The impact assessment over the South Omo projects the precipitation to be increased in both periods. Both the minimum and maximum temperature are also projected to increase in both the intermediate and far future. The increase in temperature could lead to an increase in potential evapotranspiration that could lead to droughts in the South Omo Zone. It should also be note that the increase in changes in temperature and potential evapotranspiration doesn’t have a linear relationship. One of the ways that help to adapt to climate change in the pastoralist community is capacity building. Trainings were given to the NCDA on how to manage the enclosed range land which is one of the adaptation strategies suggested by a study group. Matrix ranking was used to identify the criteria of wellbeing of a household. Matrix ranking is then used to prioritize which social group or person could use the enclosed range land and then help to management by avoiding conflict among different interest groups.
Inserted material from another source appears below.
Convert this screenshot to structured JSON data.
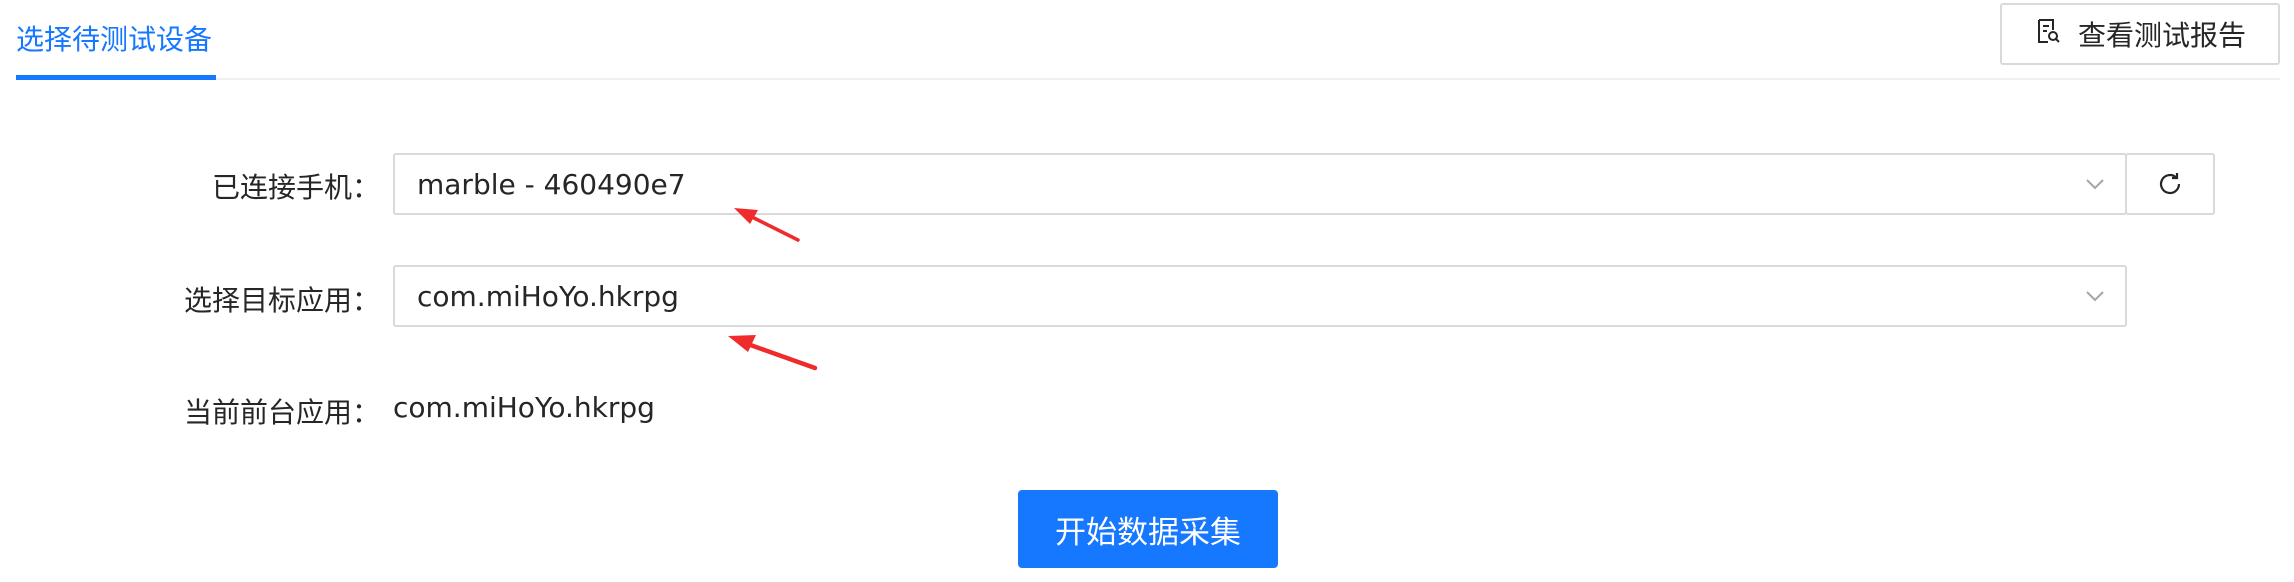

The development activities by the government have been seen differently by the pastoralist communities there. Some consider it as a treat because they are displaced from their land and forced to migrate to other location in search of pasture and water for their livestock. Others considered it as opportunity, as the government promise to build infrastructures such as schools, health Centre and help them irrigation agriculture that would dramatically change their way of life. A better climate change impact assessment on the South Omo zone should be done by incorporation of data that have a better spatial and temporal coverage obtained from remote sensing (Satellite measurements) or by using interpolation techniques from Neighboring stations. Before the resettlement of pastoralist, the basic infrastructure such as schools, health centers and pasture lands have to be planned ahead, to avoid mass migration in search of a pasture and water, that could lead to boarder conflict as it always is the case. Introduction of new technologies to the pastoralist community that would improvise animal productivity is also recommended. Select better breeding and more productive animals and also disseminate them to the pastoral community. The Livestock properties are not efficiently used to improve the country’s economy. This would be done by commercializing livestock products in a way that pastoralist could benefit out of it and shift their means of subsistence from only animals by products to other alternatives.